The Court of Appeal (Sala Outor) sits in the capital. In the mid-2010s, two more instances opened in Battambang and Siem Reap. In addition to appeals against provincial court cases, it also judges administrative disputes at first instance. In addition to the institution in charge of this type of case, the court has four other chambers, specializing respectively in civil, criminal, commercial and investigation. Its decisions are rendered by a group of three magistrates; the attributions of the public ministry fall to the public prosecutor at the court of appeal.

The Supreme Court of Cambodia (Tolakar Kampoul) rules as a last resort on cases tried on appeal, but can only rule on defects in legal procedure. It is composed of a civil chamber and a criminal chamber. Decisions are pronounced collegially usually by 5 magistrates or 9 magistrates in a plenary judgement while the functions of the public ministry fall to the public prosecutor at the supreme court. Finally, the Supreme Council of the Judiciary holds judicial power in the last instance. It is supposed to guarantee the independence of the judiciary and intervenes in matters relating to the promotions, transfers and remuneration of judges; it must also deal with complaints and decide, if necessary, on disciplinary sanctions against magistrates. Its organization and functioning have been redefined by a law promulgated in July 2014 which notably increased the proportion of judges sitting on the Supreme Court.

The highest court of judicial branch is the Supreme Council of the Magistracy. There are currently 17 justices on the Supreme Council.

=== Administrative acts ===
The administrative acts are organized according to a hierarchy inherited from the People's Republic of Kampuchea. At its top is the Kret, a decree signed by the king and countersigned by the prime minister and the minister concerned. It is in fact the act of promulgation of a Chhbap voted by parliament. Anukret is a sub-decree passed by the government and initialed by the prime minister and the minister responsible for its application. The Prakas are taken by a minister or the Governor of the central bank while the decision of sachkdei samrach is initiated by a member of the government (including the secretary of state) or the president of a public institution.
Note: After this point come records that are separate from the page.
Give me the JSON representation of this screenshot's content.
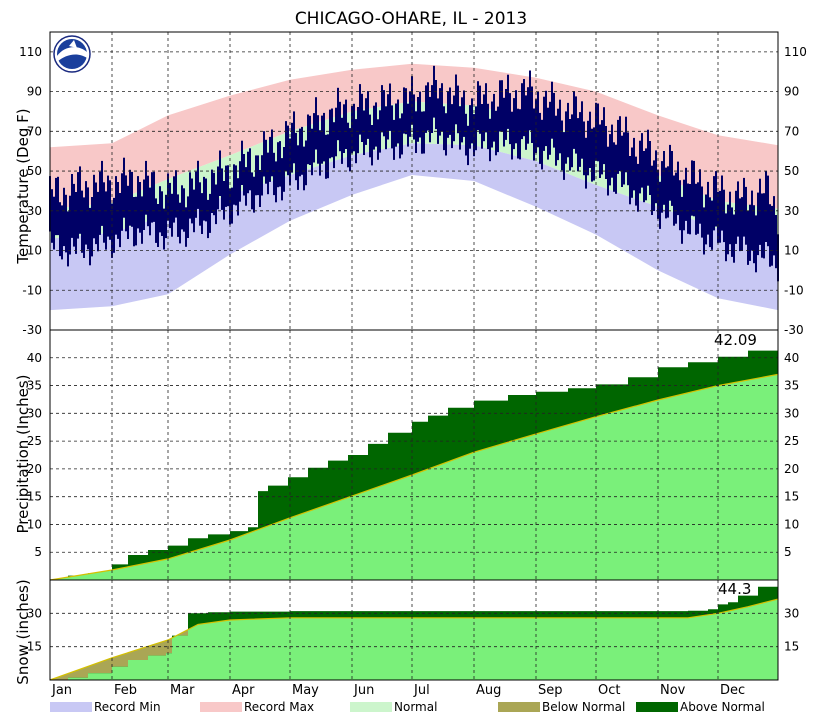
{
  "chart_data": {
    "type": "area",
    "title": "CHICAGO-OHARE, IL - 2013",
    "months": [
      "Jan",
      "Feb",
      "Mar",
      "Apr",
      "May",
      "Jun",
      "Jul",
      "Aug",
      "Sep",
      "Oct",
      "Nov",
      "Dec"
    ],
    "temperature": {
      "ylabel": "Temperature (Deg F)",
      "ylim": [
        -30,
        120
      ],
      "ticks": [
        -30,
        -10,
        10,
        30,
        50,
        70,
        90,
        110
      ],
      "tick_labels": [
        "-30",
        "-10",
        "10",
        "30",
        "50",
        "70",
        "90",
        "110"
      ],
      "series": [
        {
          "name": "Record Max",
          "color": "#f8c8c8",
          "x": [
            1,
            32,
            60,
            91,
            121,
            152,
            182,
            213,
            244,
            274,
            305,
            335,
            365
          ],
          "values": [
            62,
            64,
            78,
            88,
            96,
            101,
            104,
            102,
            97,
            90,
            78,
            68,
            63
          ]
        },
        {
          "name": "Normal",
          "color": "#ccf5cc",
          "x": [
            1,
            32,
            60,
            91,
            121,
            152,
            182,
            213,
            244,
            274,
            305,
            335,
            365
          ],
          "values": [
            31,
            34,
            46,
            58,
            70,
            80,
            85,
            83,
            76,
            64,
            48,
            35,
            31
          ]
        },
        {
          "name": "Normal",
          "color": "#ccf5cc",
          "x": [
            1,
            32,
            60,
            91,
            121,
            152,
            182,
            213,
            244,
            274,
            305,
            335,
            365
          ],
          "values": [
            16,
            19,
            28,
            38,
            48,
            58,
            64,
            63,
            55,
            43,
            32,
            21,
            16
          ]
        },
        {
          "name": "Record Min",
          "color": "#c8c8f4",
          "x": [
            1,
            32,
            60,
            91,
            121,
            152,
            182,
            213,
            244,
            274,
            305,
            335,
            365
          ],
          "values": [
            -20,
            -18,
            -12,
            8,
            25,
            38,
            48,
            45,
            32,
            18,
            0,
            -14,
            -20
          ]
        },
        {
          "name": "Observed High",
          "color": "#000066",
          "x": [
            1,
            15,
            30,
            45,
            60,
            75,
            90,
            105,
            120,
            135,
            150,
            165,
            180,
            195,
            210,
            225,
            240,
            255,
            270,
            285,
            300,
            315,
            330,
            345,
            360,
            365
          ],
          "values": [
            38,
            42,
            44,
            46,
            40,
            44,
            50,
            58,
            68,
            76,
            82,
            84,
            86,
            92,
            84,
            88,
            90,
            82,
            78,
            70,
            60,
            50,
            42,
            36,
            40,
            30
          ]
        },
        {
          "name": "Observed Low",
          "color": "#000066",
          "x": [
            1,
            15,
            30,
            45,
            60,
            75,
            90,
            105,
            120,
            135,
            150,
            165,
            180,
            195,
            210,
            225,
            240,
            255,
            270,
            285,
            300,
            315,
            330,
            345,
            360,
            365
          ],
          "values": [
            12,
            10,
            14,
            20,
            18,
            22,
            30,
            38,
            44,
            52,
            58,
            62,
            64,
            68,
            62,
            64,
            62,
            56,
            50,
            44,
            34,
            24,
            16,
            10,
            6,
            4
          ]
        }
      ]
    },
    "precipitation": {
      "ylabel": "Precipitation (Inches)",
      "ylim": [
        0,
        45
      ],
      "ticks": [
        5,
        10,
        15,
        20,
        25,
        30,
        35,
        40
      ],
      "tick_labels": [
        "5",
        "10",
        "15",
        "20",
        "25",
        "30",
        "35",
        "40"
      ],
      "total_label": "42.09",
      "series": [
        {
          "name": "Normal",
          "color": "#7af07a",
          "x": [
            1,
            32,
            60,
            91,
            121,
            152,
            182,
            213,
            244,
            274,
            305,
            335,
            365
          ],
          "values": [
            0,
            1.8,
            3.8,
            7.2,
            11.2,
            15.1,
            18.9,
            23.0,
            26.3,
            29.4,
            32.4,
            35.0,
            37.0
          ]
        },
        {
          "name": "Observed",
          "color": "#006600",
          "x": [
            1,
            10,
            20,
            32,
            40,
            50,
            60,
            70,
            80,
            91,
            100,
            105,
            110,
            120,
            130,
            140,
            150,
            160,
            170,
            182,
            190,
            200,
            213,
            230,
            244,
            260,
            274,
            290,
            305,
            320,
            335,
            350,
            365
          ],
          "values": [
            0,
            0.8,
            1.2,
            2.8,
            4.5,
            5.4,
            6.2,
            7.5,
            8.2,
            8.8,
            9.5,
            16,
            17,
            18.5,
            20.2,
            21.5,
            22.5,
            24.5,
            26.5,
            28.5,
            29.6,
            31,
            32.3,
            33.3,
            33.9,
            34.5,
            35.2,
            36.5,
            38.3,
            39.2,
            40.2,
            41.3,
            42.09
          ]
        }
      ]
    },
    "snow": {
      "ylabel": "Snow (inches)",
      "ylim": [
        0,
        45
      ],
      "ticks": [
        15,
        30
      ],
      "tick_labels": [
        "15",
        "30"
      ],
      "total_label": "44.3",
      "series": [
        {
          "name": "Normal",
          "color": "#7af07a",
          "x": [
            1,
            32,
            60,
            75,
            91,
            121,
            305,
            320,
            335,
            350,
            365
          ],
          "values": [
            0,
            10,
            18,
            25,
            27,
            28,
            28,
            28,
            30,
            33,
            36.4
          ]
        },
        {
          "name": "Observed",
          "color": "#006600",
          "x": [
            1,
            10,
            20,
            32,
            40,
            50,
            59,
            62,
            70,
            80,
            91,
            121,
            305,
            320,
            330,
            335,
            340,
            345,
            355,
            365
          ],
          "values": [
            0,
            1,
            3,
            6,
            9,
            11,
            12,
            20,
            30,
            30.5,
            30.8,
            31,
            31,
            31.2,
            31.8,
            34,
            35,
            38,
            42,
            44.3
          ]
        }
      ]
    },
    "legend": [
      {
        "label": "Record Min",
        "color": "#c8c8f4"
      },
      {
        "label": "Record Max",
        "color": "#f8c8c8"
      },
      {
        "label": "Normal",
        "color": "#ccf5cc"
      },
      {
        "label": "Below Normal",
        "color": "#aaa655"
      },
      {
        "label": "Above Normal",
        "color": "#006600"
      }
    ],
    "grid": true,
    "legend_position": "bottom"
  }
}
An internal order called circulaire or sorachor is prescribed by a central administration for its local offices. Its purpose is to clarify a legal text by indicating the interpretation to be given to it or to define a policy in a given area. Finally, the Deka has a more limited scope and is the work of a provincial governor or a head of municipality.
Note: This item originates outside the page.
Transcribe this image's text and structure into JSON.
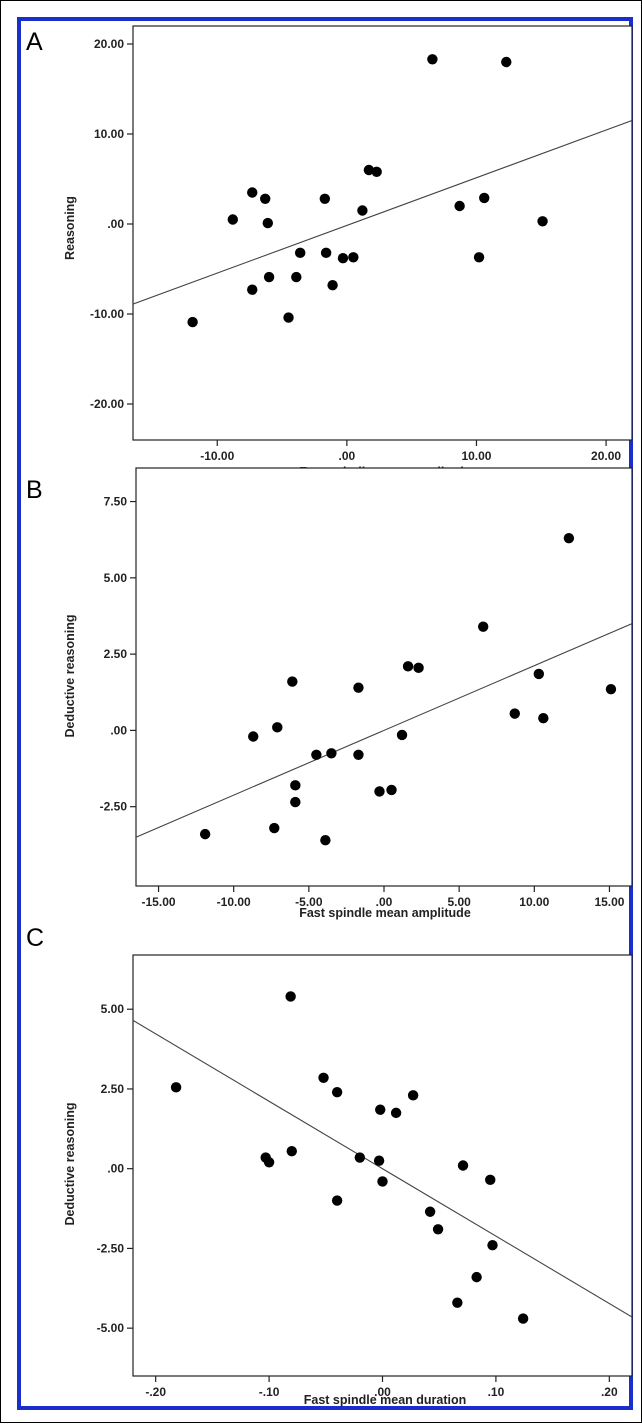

=== People in the judiciary ===

==== Prosecutors ====
The Public Prosecutor's Office is the only body authorized to prosecute, but cannot judge cases. Prosecutors are subordinate to the Attorney General who receives his instructions from the Ministry of Justice and must send him an activity report every year. In order to put an end to the confusion which then prevailed, the Superior Council of the Judiciary decided, on July 11, 2005, the administrative separation between the judges in charge of investigating cases and those conducting the trials.

==== Judges ====
In 2003, Judge Kim Sathavy was in charge of establishing the first Royal School for Judges and Prosecutors to train a new generation of magistrates and legal clerks for Cambodia. Since then, judges and prosecutors are recruited by a competition open to any law graduate and after having undergone training at the Royal School of Magistracy.

==== Lawyers ====
The lawyers are grouped in an order governed by the Kram of and inspired by its French counterpart. At its head is a general assembly, a council of the order and a batonnier elected for a two-year term renewable once. Applicants to the profession must be of Cambodian nationality, have obtained a certificate of aptitude for the career of lawyer and a law degree or an equivalent diploma and not have been convicted of a criminal offense. They must then complete a one-year internship in a firm and include additional training. Finally, to ensure their independence, lawyers are required not to exercise a commercial activity or a job in the public service in Southeast Asia or in any political and jurisdictional Institutions in Cambodia.